Il faut sauver la biodiversité africaine

Exposition. « Expressions sauvages » du photographe malgache Nicky Aina est un plaidoyer en faveur  de la protection de la faune du continent.   
 La médiathèque de l’Institu français de Yaoundé n’invite plus uniquement à la lecture. Ce cadre convie également à la découverte des plasticiens. Depuis mardi dernier, c’est le photographe malgache Nicky Aina, de son véritable nom Rakotondrazaly Andry Malalany Aina, qui expose. Installé au Cameroun depuis six mois, l’artiste présente à travers «Expressions sauvages » une vingtaine de portraits en gros plans de mammifères et d’oiseaux d’Afrique. Subtilement glissées entre des rangées de livres et des tables bancs, ces photos en couleur où domine le vert de la nature montrent des crocodiles, des éléphants, des gorilles, des martinets, dans leur habitat naturel ou non. D’une précision remarquable, le regard de cet autodidacte n’a rien laissé au hasard. Son objectif a capturé la pose majestueuse d’un guépard, la beauté gracieuse d’un cou de girafe, le regard perçant d’un souimanga ou encore le sourire d’un gorille.

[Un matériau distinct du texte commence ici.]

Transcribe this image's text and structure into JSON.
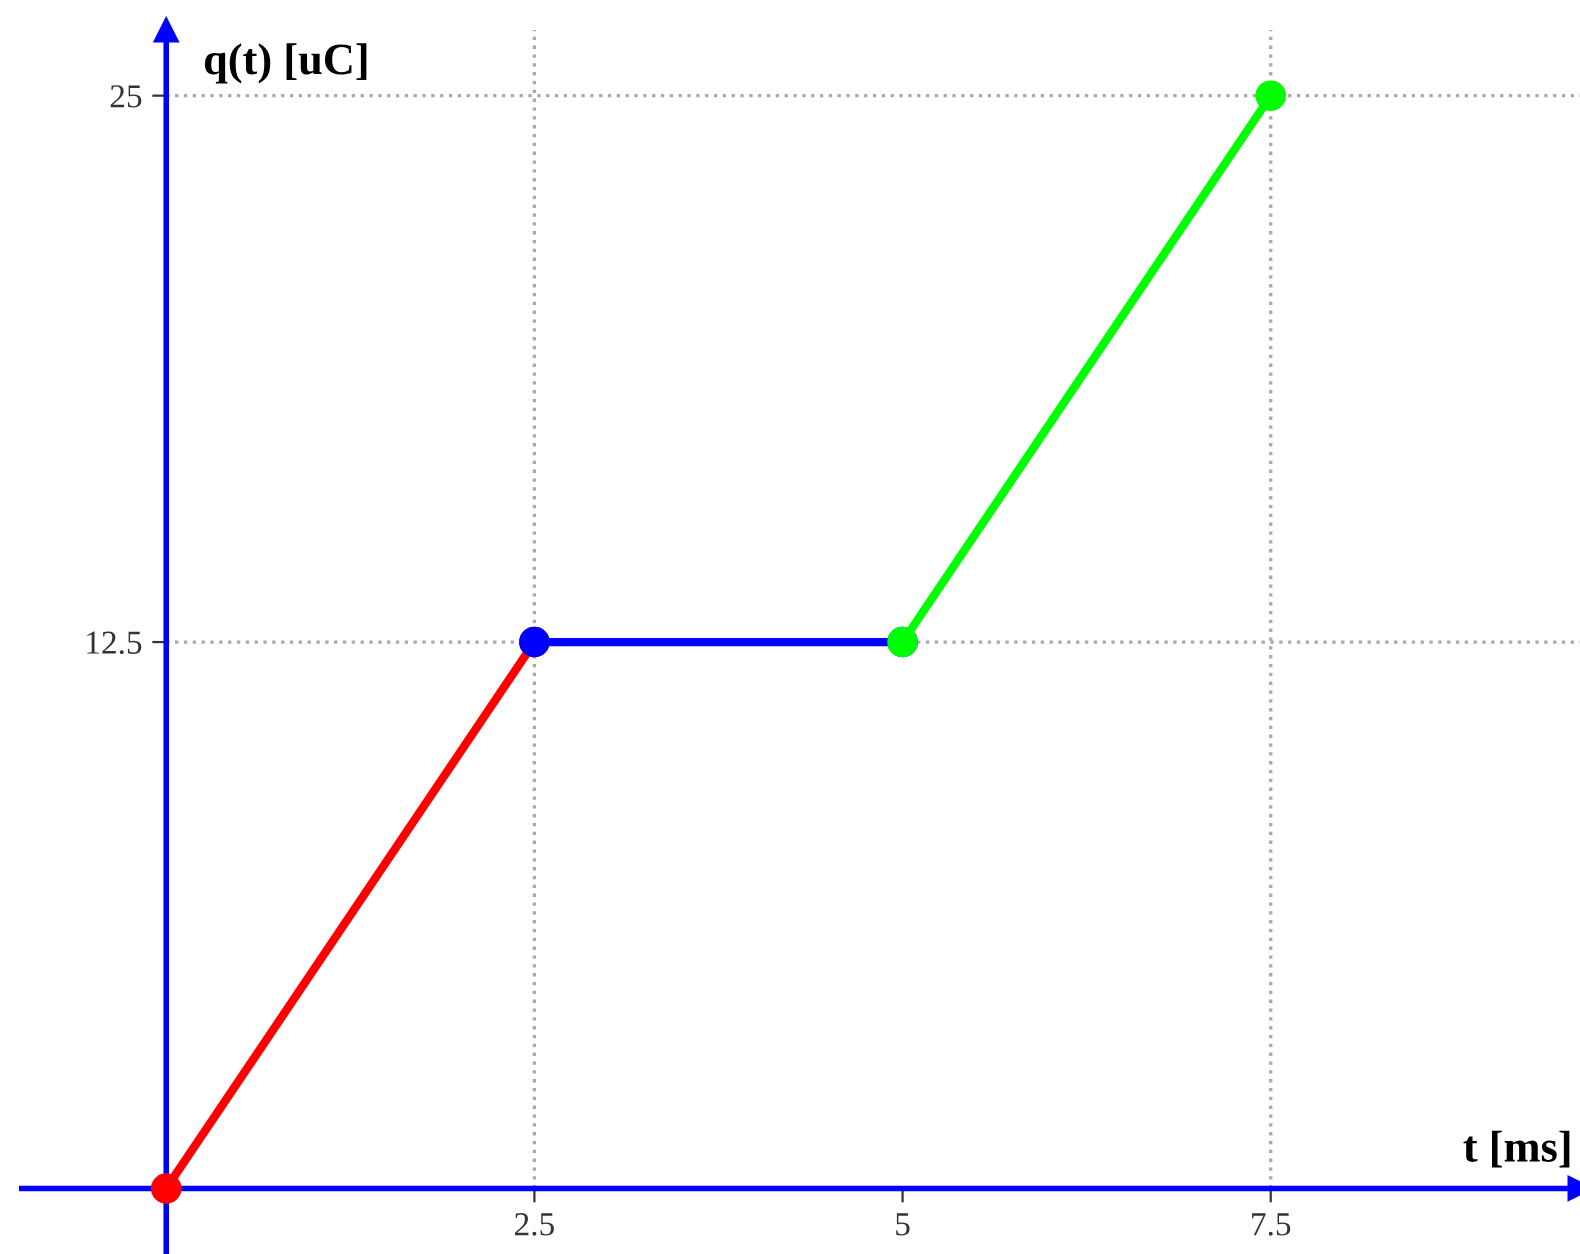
{
  "chart_data": {
    "type": "line",
    "xlabel": "t [ms]",
    "ylabel": "q(t) [uC]",
    "xlim": [
      -1.0,
      9.6
    ],
    "ylim": [
      -1.5,
      26.5
    ],
    "xticks": [
      {
        "value": 2.5,
        "label": "2.5"
      },
      5,
      {
        "value": 7.5,
        "label": "7.5"
      }
    ],
    "yticks": [
      {
        "value": 12.5,
        "label": "12.5"
      },
      25
    ],
    "grid": false,
    "marker": "circle",
    "line_style": "solid",
    "series": [
      {
        "color": "#ff0000",
        "x": [
          0,
          2.5
        ],
        "values": [
          0,
          12.5
        ]
      },
      {
        "color": "#0000ff",
        "x": [
          2.5,
          5
        ],
        "values": [
          12.5,
          12.5
        ]
      },
      {
        "color": "#00ff00",
        "x": [
          5,
          7.5
        ],
        "values": [
          12.5,
          25
        ]
      }
    ],
    "ref_lines": [
      {
        "axis": "x",
        "value": 0,
        "color": "#0000ff",
        "line_style": "solid"
      },
      {
        "axis": "y",
        "value": 0,
        "color": "#0000ff",
        "line_style": "solid"
      },
      {
        "axis": "x",
        "value": 2.5,
        "color": "#aaaaaa",
        "line_style": "dotted"
      },
      {
        "axis": "x",
        "value": 7.5,
        "color": "#aaaaaa",
        "line_style": "dotted"
      },
      {
        "axis": "y",
        "value": 12.5,
        "color": "#aaaaaa",
        "line_style": "dotted"
      },
      {
        "axis": "y",
        "value": 25,
        "color": "#aaaaaa",
        "line_style": "dotted"
      }
    ]
  }
}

Regarder «Expressions sauvages » c’est donc pénétrer un univers animalier chargé d’émotion, de sensibilité et de mystère. Et dire que certaines images ont été prises dans des lieux forts fréquentés du Cameroun. Comme le bois Sainte Anastasie ou le parc zoologique et botanique de Mvog- Betsi à Yaoundé. « Mon travail met en avant les différentes expressions des animaux qui nous rappellent parfois les nôtres », souligne le photographe de 35 ans.

Afrique en miniature
Biologiste de formation, Nicky Aina a beaucoup puisé dans ce domaine scientifique pour faire d’« Expressions sauvages » une oeuvre informative et militante. Son travail photographique est un véritable plaidoyer en faveur de la protection des animaux menacés par la chasse, le braconnage, la disparition
de leur habitat naturel et les changements climatiques. « Malgré les travaux de conservation menés sur certaines espèces, j’ai constaté qu’une partie du public africain n’a toujours pas pris conscience de l’importance de ces animaux. La photo est un outil didactique qui me permet de sensibiliser un large public »,explique ce passionné de l’image qui a longtemps travaillé pour l’Américan museun of natural
history. A travers « Expressions sauvages », Nicky Aina rend hommage à la beauté enchanteresse du Cameroun. « Mon travail n’est certes pas complet, mais il montre qu’en matière de biodiversité, le Cameroun est vraiment une Afrique en miniature ». « Expressions sauvages » s’achève en octobre prochain.